Get 1,000 free API calls View pricing

What we’re scraping (URLs + filters)

eBay search results live at:

active listings:
https://www.ebay.com/sch/i.html?_nkw=YOUR_QUERY&_sacat=0
sold + completed listings:
https://www.ebay.com/sch/i.html?_nkw=YOUR_QUERY&_sacat=0&LH_Sold=1&LH_Complete=1

Pagination is usually:

page 1: no _pgn param
page N: add &_pgn=N

Example:

...i.html?_nkw=kindle+paperwhite&_sacat=0&_pgn=2

Setup

python3 -m venv .venv
source .venv/bin/activate
pip install requests beautifulsoup4 lxml

We’ll use:

requests for HTTP
BeautifulSoup(lxml) for parsing

Step 1: Fetch HTML (with timeouts + UA)

eBay will often respond differently depending on headers, traffic, and region. Start with:

a real User-Agent
explicit timeouts
a Session (connection reuse)

from __future__ import annotations

import time
from urllib.parse import urlencode

import requests

TIMEOUT = (10, 30)  # connect, read
UA = (
    "Mozilla/5.0 (Macintosh; Intel Mac OS X 10_15_7) "
    "AppleWebKit/537.36 (KHTML, like Gecko) "
    "Chrome/123.0.0.0 Safari/537.36"
)

session = requests.Session()
session.headers.update(
    {
        "User-Agent": UA,
        "Accept-Language": "en-US,en;q=0.9",
    }
)


def fetch_html(url: str) -> str:
    r = session.get(url, timeout=TIMEOUT)
    r.raise_for_status()
    return r.text

Step 2: Use selectors that match modern eBay search markup

eBay’s search results are a list where each item is a card:

list: ul.srp-results
card: li.s-card

Inside each card, you can typically extract:

title: div.s-card__title (first line is the “real” title)
price: .s-card__price
link: a.s-card__link
subtitle/condition: div.s-card__subtitle (not always present)
shipping: sometimes present, but not always consistent per card

We’ll parse these fields:

title
url
price_text
condition_text (best-effort)

Step 3: Parse a search page into structured rows

from bs4 import BeautifulSoup


def clean_title(raw: str | None) -> str | None:
    if not raw:
        return None
    # eBay sometimes appends “Opens in a new window or tab”
    first_line = raw.strip().splitlines()[0].strip()
    return first_line or None


def parse_search_results(html: str) -> list[dict]:
    soup = BeautifulSoup(html, "lxml")

    rows: list[dict] = []
    for card in soup.select("ul.srp-results > li.s-card"):
        a = card.select_one("a.s-card__link[href]")
        url = a.get("href") if a else None

        title_el = card.select_one("div.s-card__title")
        title = clean_title(title_el.get_text("\n", strip=True) if title_el else None)
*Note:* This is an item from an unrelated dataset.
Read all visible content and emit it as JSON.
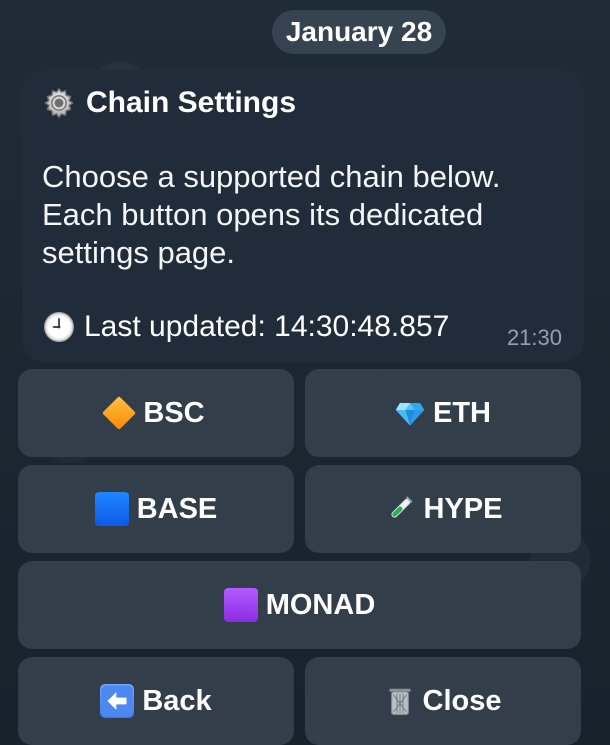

        price_el = card.select_one(".s-card__price")
        price_text = price_el.get_text(" ", strip=True) if price_el else None

        subtitle = card.select_one("div.s-card__subtitle")
        condition_text = subtitle.get_text(" ", strip=True) if subtitle else None

        # Skip placeholders / ad cards that don't have core fields
        if not url or not title or not price_text:
            continue

        rows.append(
            {
                "title": title,
                "url": url,
                "price_text": price_text,
                "condition_text": condition_text,
            }
        )

    return rows

Quick sanity check

q = "kindle paperwhite"
base = "https://www.ebay.com/sch/i.html"
url = f"{base}?{urlencode({'_nkw': q, '_sacat': 0})}"

html = fetch_html(url)
rows = parse_search_results(html)
print("rows:", len(rows))
print(rows[0])

Step 4: Build URLs for active vs sold datasets (+ pagination)
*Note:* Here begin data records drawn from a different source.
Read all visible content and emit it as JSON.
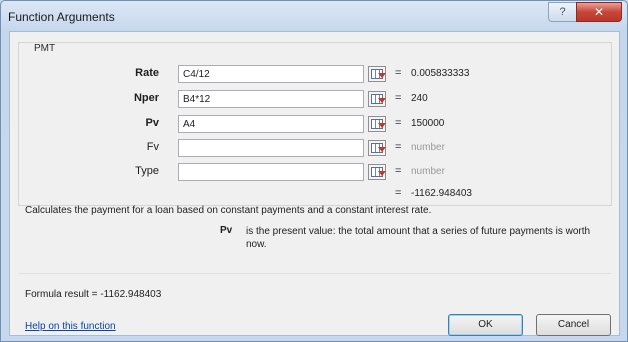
{
  "window": {
    "title": "Function Arguments",
    "help_glyph": "?",
    "close_glyph": "✕"
  },
  "function_name": "PMT",
  "arguments": [
    {
      "label": "Rate",
      "required": true,
      "value": "C4/12",
      "result": "0.005833333"
    },
    {
      "label": "Nper",
      "required": true,
      "value": "B4*12",
      "result": "240"
    },
    {
      "label": "Pv",
      "required": true,
      "value": "A4",
      "result": "150000"
    },
    {
      "label": "Fv",
      "required": false,
      "value": "",
      "result": "number"
    },
    {
      "label": "Type",
      "required": false,
      "value": "",
      "result": "number"
    }
  ],
  "equals_sign": "=",
  "function_result": "-1162.948403",
  "description": "Calculates the payment for a loan based on constant payments and a constant interest rate.",
  "arg_help": {
    "name": "Pv",
    "text": "is the present value: the total amount that a series of future payments is worth now."
  },
  "formula_result": {
    "label": "Formula result =",
    "value": "-1162.948403"
  },
  "help_link": "Help on this function",
  "buttons": {
    "ok": "OK",
    "cancel": "Cancel"
  }
}
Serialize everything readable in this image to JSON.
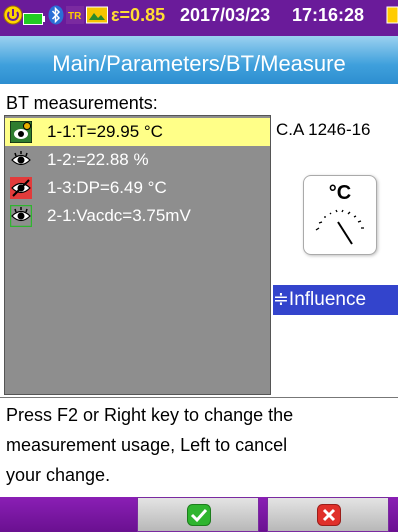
{
  "status_bar": {
    "emissivity_text": "ε=0.85",
    "date": "2017/03/23",
    "time": "17:16:28",
    "icons": [
      "power-icon",
      "battery-icon",
      "bluetooth-icon",
      "thermal-icon",
      "image-icon",
      "memory-icon"
    ]
  },
  "breadcrumb": "Main/Parameters/BT/Measure",
  "section_label": "BT measurements:",
  "measurements": [
    {
      "label": "1-1:T=29.95 °C",
      "icon": "active-eye-icon",
      "selected": true
    },
    {
      "label": "1-2:=22.88 %",
      "icon": "eye-icon",
      "selected": false
    },
    {
      "label": "1-3:DP=6.49 °C",
      "icon": "eye-disabled-icon",
      "selected": false
    },
    {
      "label": "2-1:Vacdc=3.75mV",
      "icon": "eye-icon",
      "selected": false
    }
  ],
  "device": {
    "name": "C.A 1246-16",
    "unit": "°C",
    "gauge_icon": "analog-gauge-icon"
  },
  "influence_button": "≑Influence",
  "help_lines": [
    "Press F2 or Right key to change the",
    "measurement usage, Left to cancel",
    "your change."
  ],
  "function_keys": {
    "ok_icon": "check-icon",
    "cancel_icon": "x-icon"
  },
  "colors": {
    "status_bar": "#6a1b9a",
    "header_blue": "#3fa0dc",
    "selected_row": "#ffff88",
    "list_background": "#8e8e8e",
    "influence": "#3344cc",
    "ok_green": "#2fb52f",
    "cancel_red": "#e0302a"
  }
}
from urllib.parse import urlencode


def ebay_search_url(query: str, *, sold: bool, page: int = 1) -> str:
    params = {
        "_nkw": query,
        "_sacat": 0,
    }

    if sold:
        params["LH_Sold"] = 1
        params["LH_Complete"] = 1

    if page > 1:
        params["_pgn"] = page

    return "https://www.ebay.com/sch/i.html?" + urlencode(params)
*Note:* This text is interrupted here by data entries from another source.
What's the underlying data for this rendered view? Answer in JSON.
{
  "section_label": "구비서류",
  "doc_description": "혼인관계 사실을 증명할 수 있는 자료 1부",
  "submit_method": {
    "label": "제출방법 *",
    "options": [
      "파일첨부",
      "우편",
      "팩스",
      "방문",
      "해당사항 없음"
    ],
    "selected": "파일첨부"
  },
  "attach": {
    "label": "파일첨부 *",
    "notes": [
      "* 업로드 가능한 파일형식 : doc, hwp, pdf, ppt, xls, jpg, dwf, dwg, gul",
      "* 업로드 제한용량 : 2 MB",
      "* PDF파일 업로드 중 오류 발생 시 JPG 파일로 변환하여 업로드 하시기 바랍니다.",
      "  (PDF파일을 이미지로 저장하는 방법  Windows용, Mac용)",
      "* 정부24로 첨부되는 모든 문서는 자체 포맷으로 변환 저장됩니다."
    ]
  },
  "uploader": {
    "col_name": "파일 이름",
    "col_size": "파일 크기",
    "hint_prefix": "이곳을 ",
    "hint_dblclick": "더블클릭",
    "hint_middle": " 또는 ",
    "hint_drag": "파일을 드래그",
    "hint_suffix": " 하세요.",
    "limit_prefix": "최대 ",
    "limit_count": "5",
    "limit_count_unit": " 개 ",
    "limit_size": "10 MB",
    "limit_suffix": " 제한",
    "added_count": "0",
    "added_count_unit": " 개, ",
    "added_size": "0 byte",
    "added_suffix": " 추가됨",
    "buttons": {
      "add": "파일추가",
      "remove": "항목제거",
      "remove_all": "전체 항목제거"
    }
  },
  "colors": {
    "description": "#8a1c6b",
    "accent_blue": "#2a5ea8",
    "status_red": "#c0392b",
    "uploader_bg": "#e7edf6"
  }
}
Now you can crawl “active” and “sold” independently:

def crawl_query(query: str, *, sold: bool, pages: int = 3, sleep_s: float = 1.0) -> list[dict]:
    all_rows: list[dict] = []
    seen_urls: set[str] = set()

    for p in range(1, pages + 1):
        url = ebay_search_url(query, sold=sold, page=p)
        html = fetch_html(url)
        batch = parse_search_results(html)

        for row in batch:
            u = row["url"]
            if u in seen_urls:
                continue
            seen_urls.add(u)
            row["page"] = p
            row["sold"] = sold
            all_rows.append(row)

        time.sleep(sleep_s)

    return all_rows


active = crawl_query("kindle paperwhite", sold=False, pages=2)
sold = crawl_query("kindle paperwhite", sold=True, pages=2)
print("active:", len(active), "sold:", len(sold))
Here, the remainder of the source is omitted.